The explicit fixation that led the prime minister into this moral quagmire is not race, but borders and their control. That is how the targets and crackdowns began. The view that frontiers should be policed is uncontroversial. But that is different from the cult of numerical precision and the fantasy of counting everyone in and out. That notion is fused with white-majority nostalgia, inseparable from the myth of the overcrowded island nation whose hospitality has been abused. And that often comes as a set with a gut feeling that national decline and racial diversity are somehow correlated. Those are common prejudices and I suspect they inform May’s conservatism more than she admits, even to herself.

The prime minister tries to sound thrilled by the future, but all the while her political body language cries out for the past. When talking about industrial strategy, she praises digital innovation. But her chief policy interest in the internet has always been how better to control it when terrorists and paedophiles thrive in its ungoverned recesses.
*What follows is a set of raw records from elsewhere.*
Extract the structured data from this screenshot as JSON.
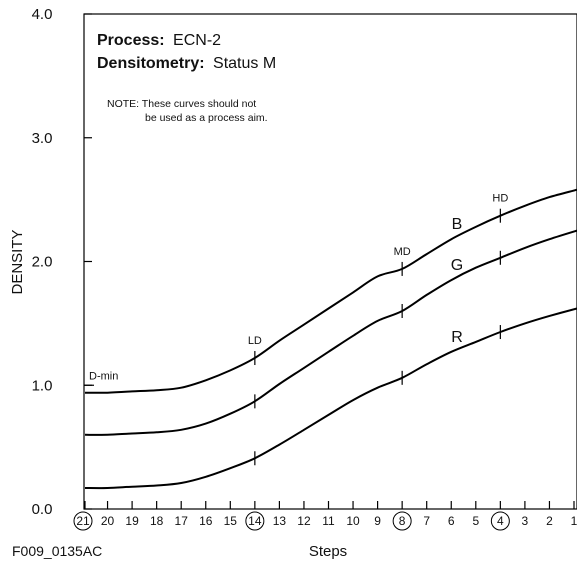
{
  "chart_data": {
    "type": "line",
    "xlabel": "Steps",
    "ylabel": "DENSITY",
    "x": [
      21,
      20,
      19,
      18,
      17,
      16,
      15,
      14,
      13,
      12,
      11,
      10,
      9,
      8,
      7,
      6,
      5,
      4,
      3,
      2,
      1
    ],
    "x_tick_labels": [
      "21",
      "20",
      "19",
      "18",
      "17",
      "16",
      "15",
      "14",
      "13",
      "12",
      "11",
      "10",
      "9",
      "8",
      "7",
      "6",
      "5",
      "4",
      "3",
      "2",
      "1"
    ],
    "circled_steps": [
      21,
      14,
      8,
      4
    ],
    "ylim": [
      0,
      4.0
    ],
    "y_ticks": [
      0.0,
      1.0,
      2.0,
      3.0,
      4.0
    ],
    "y_tick_labels": [
      "0.0",
      "1.0",
      "2.0",
      "3.0",
      "4.0"
    ],
    "series": [
      {
        "name": "B",
        "color": "#000000",
        "values": [
          0.94,
          0.94,
          0.95,
          0.96,
          0.98,
          1.04,
          1.12,
          1.22,
          1.36,
          1.49,
          1.62,
          1.75,
          1.88,
          1.94,
          2.06,
          2.18,
          2.28,
          2.37,
          2.45,
          2.52,
          2.58
        ]
      },
      {
        "name": "G",
        "color": "#000000",
        "values": [
          0.6,
          0.6,
          0.61,
          0.62,
          0.64,
          0.69,
          0.77,
          0.87,
          1.01,
          1.14,
          1.27,
          1.4,
          1.52,
          1.6,
          1.73,
          1.85,
          1.95,
          2.03,
          2.11,
          2.18,
          2.25
        ]
      },
      {
        "name": "R",
        "color": "#000000",
        "values": [
          0.17,
          0.17,
          0.18,
          0.19,
          0.21,
          0.26,
          0.33,
          0.41,
          0.52,
          0.64,
          0.76,
          0.88,
          0.98,
          1.06,
          1.17,
          1.27,
          1.35,
          1.43,
          1.5,
          1.56,
          1.62
        ]
      }
    ],
    "point_labels": [
      {
        "text": "LD",
        "step": 14,
        "series": "B"
      },
      {
        "text": "MD",
        "step": 8,
        "series": "B"
      },
      {
        "text": "HD",
        "step": 4,
        "series": "B"
      }
    ],
    "dmin": {
      "text": "D-min",
      "value": 1.0
    },
    "grid": false,
    "legend": "none"
  },
  "annotations": {
    "process_label": "Process:",
    "process_value": "ECN-2",
    "densitometry_label": "Densitometry:",
    "densitometry_value": "Status M",
    "note_line1": "NOTE: These curves should not",
    "note_line2": "be used as a process aim."
  },
  "figure_id": "F009_0135AC"
}
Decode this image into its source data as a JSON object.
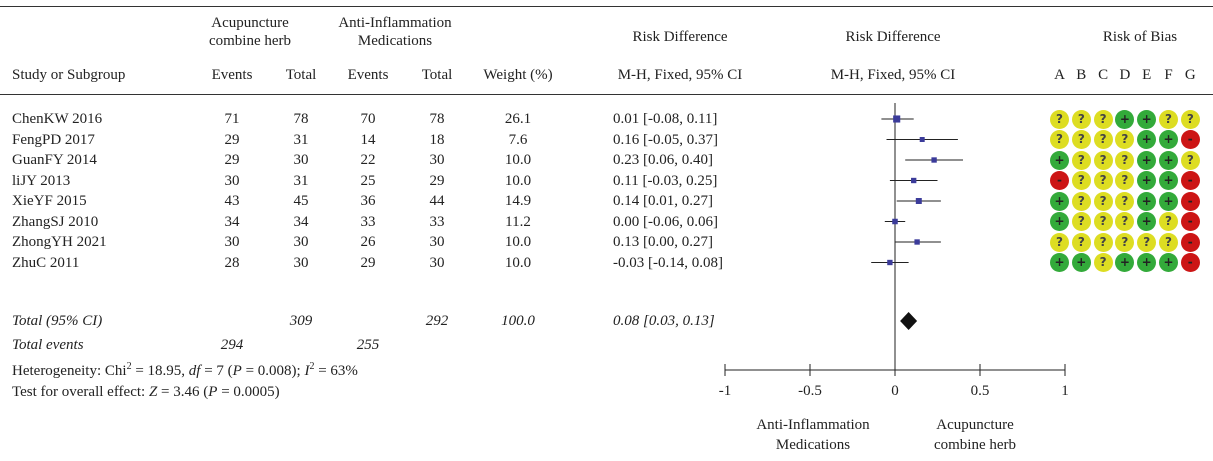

She says the things exuberant Brexiteers want to hear about the opportunities for Britain beyond the confines of the European Union. But she negotiates as if lost in a forest of terrible options, feeling her way to the path of greatest continuity. She is holding out for a way to change everything while keeping things the same, handling each crisis as it comes without dealing with the underlying problems, and so sowing the seeds of the next crisis.

Eventually the crisis will come that overwhelms her completely. But until then, May’s awkward political destiny is set: to be resisting and leading change at the same time; to be forced out into the world when she would rather stay at home; and to march reluctantly to a revolutionary drum when she looks as if she would rather be standing still.